Namaz kıldığı halde ihmalkar davrananların hali böyle olursa, ya hiç kılmayanların hali nice olur, bir düşünmek lazımdır?!
Hadis-i şeriften, ibadetlerin en şereflisini terk eden insanların, en şerefli azaları olan başlarıyla azap göreceği anlaşılmaktadır.

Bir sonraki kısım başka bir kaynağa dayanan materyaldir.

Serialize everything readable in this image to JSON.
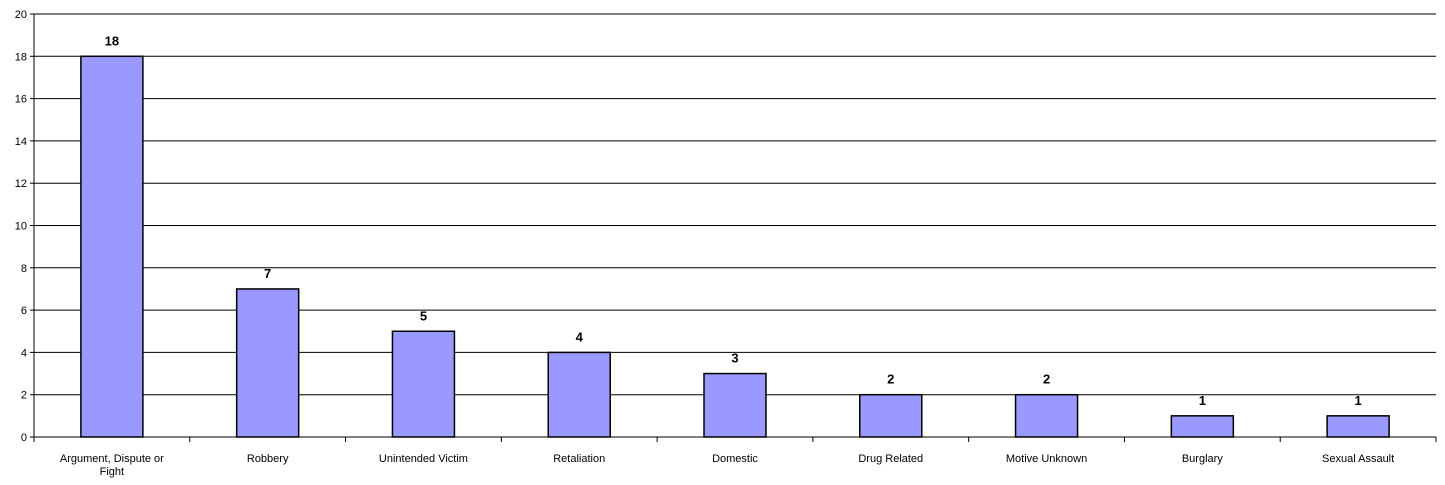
{
  "chart_data": {
    "type": "bar",
    "categories": [
      "Argument, Dispute or Fight",
      "Robbery",
      "Unintended Victim",
      "Retaliation",
      "Domestic",
      "Drug Related",
      "Motive Unknown",
      "Burglary",
      "Sexual Assault"
    ],
    "category_label_lines": [
      [
        "Argument, Dispute or",
        "Fight"
      ],
      [
        "Robbery"
      ],
      [
        "Unintended Victim"
      ],
      [
        "Retaliation"
      ],
      [
        "Domestic"
      ],
      [
        "Drug Related"
      ],
      [
        "Motive Unknown"
      ],
      [
        "Burglary"
      ],
      [
        "Sexual Assault"
      ]
    ],
    "values": [
      18,
      7,
      5,
      4,
      3,
      2,
      2,
      1,
      1
    ],
    "ylim": [
      0,
      20
    ],
    "yticks": [
      0,
      2,
      4,
      6,
      8,
      10,
      12,
      14,
      16,
      18,
      20
    ],
    "grid": true,
    "data_labels": true,
    "bar_color": "#9999ff",
    "bar_edge_color": "#000000",
    "title": "",
    "xlabel": "",
    "ylabel": ""
  }
}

Âyet ve hadislerdeki bu îkazlar sebebiyle ashab-ı kiram, namaza çok ehemmiyet vermişlerdir. Mesela Hz. Ömer (r.a), valilerine şöyle yazmıştır:
"Benim katımda en mühim işiniz namazdır. Kim onu ahkamına riayet ederek güzelce kılar ve vakitlerine dikkat ederse, dînini korumuş olur. Kim de namazı ihmal edip yitirirse, dînin diğer emirlerini daha çok ihmal eder." (Muvatta', Vukûtu's-Salat, 6)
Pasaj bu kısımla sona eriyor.